Ketika Mashlahat Dakwah Dipertuhankan Oleh Aktivis Dakwah
Ketika Mashlahat Dakwah Dipertuhankan Oleh Aktivis Dakwah
Mustanir.com – Masih segar dalam ingatan kita manuver para petinggi partai –yang mengaku- Islam yang tanpa rasa malu mempertontonkan tingkah polah mereka yang lebih layak dilakukan oleh para badut politik. Berbagai pernyataan yang membingungkan umat pun meluncur deras dari mulut-mulut mereka. Dari “Kekecilan baju kalau memakai atribut Islam, Isu syari’ah Islam sudah tidak menjual lagi, NKRI sudah final, Cuma selembar kain kok diributkan dan sebagainya”.
Kita mungkin heran, bagaimana bisa para figur panutan yang dulunya begitu fasih menjelaskan makna Thoghut kepada para mad’u nya, begitu bersemangat mendakwahkan syari’ah Islam dan menanamkan Aqidah Al Wala’ Wal Bara’ kepada umat, kini berubah 180 derajat, berkoalisi dengan partai sekuler yang sangat anti syari’ah Islam bahkan menjadi kepanjangan tangan musuh-musuh Islam.
Sebenarnya fenomena seperti ini sudah diingatkan oleh Asy Syahid –Insya Allah- Sayyid Quthub Rahimahullah yang nota bene adalah “guru spiritual” para tokoh politik itu.
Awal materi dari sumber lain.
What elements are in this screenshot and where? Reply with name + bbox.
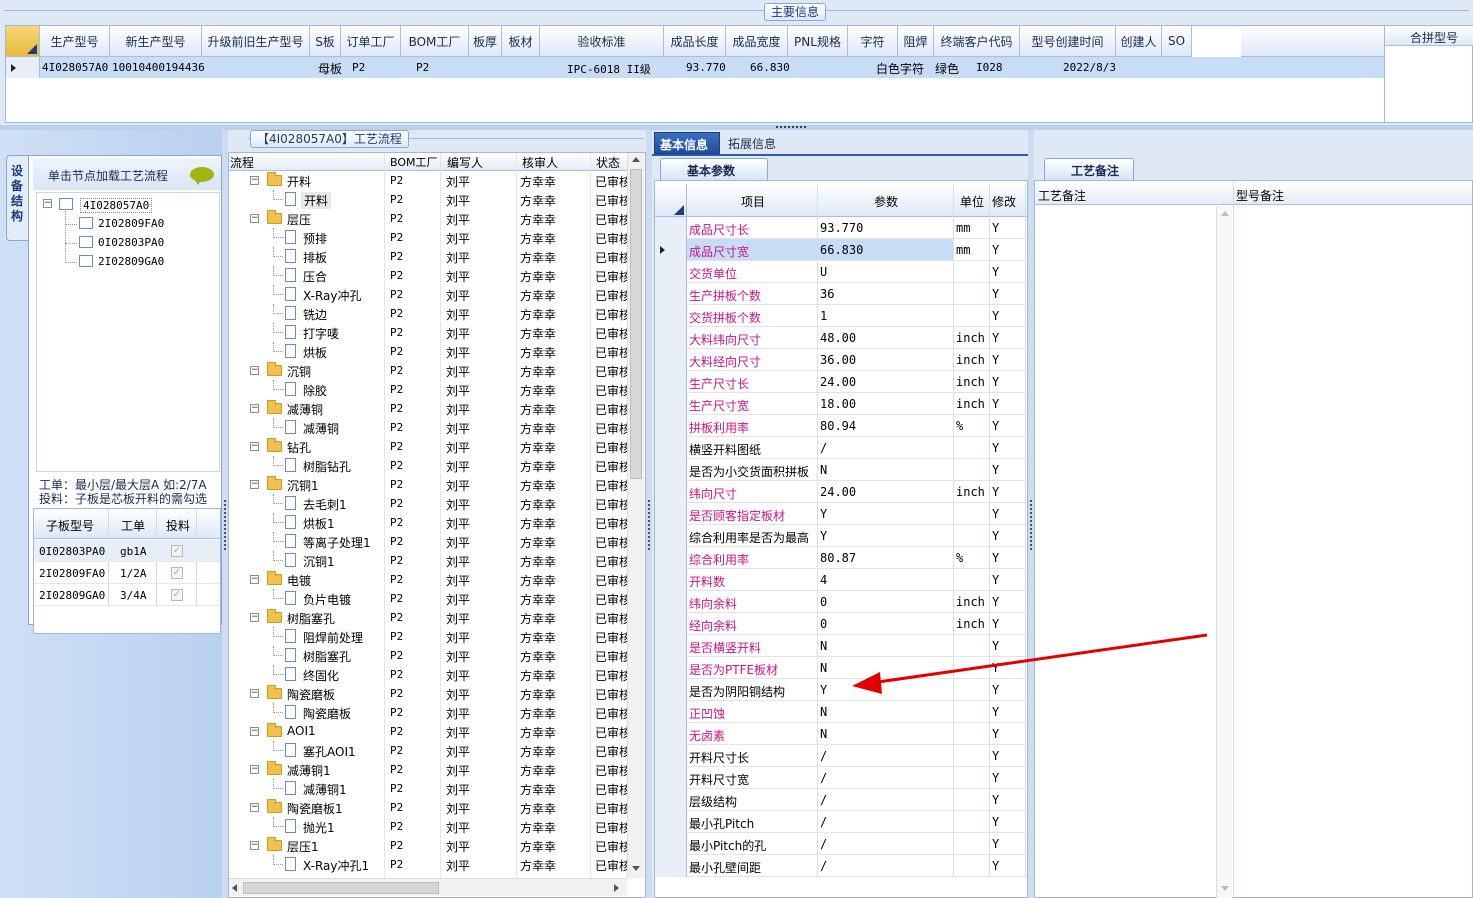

Bahwa setiap penyelewengan dari manhaj dakwah Rasulullah Shollallohu ‘alaihi wasallam walau sejengkal saja, pada akhirnya pasti akan menjadi penyimpangan yang luar biasa jauhnya.
Dalam surat wasiat [1] untuk adiknya, Aminah Quthub, Sayyid Quthub Rahimahullah menulis :
“Sulit bagi saya membayangkan bagaimana mungkin kita akan sampai pada tujuan mulia dengan menggunakan wasilah (alat bantu/perantaraan) yang kotor. Tujuan yang mulia hanya akan hidup di dalam hati nurani yang mulia pula. Karenanya, bagaimana mungkin nurani yang mulia itu mau menggunakan wasilah busuk lagi kotor. Atau –yang lebih ironis lagi- bahkan mendambakan hidayah dan pertolongan Allah melalui wasilah busuk itu ?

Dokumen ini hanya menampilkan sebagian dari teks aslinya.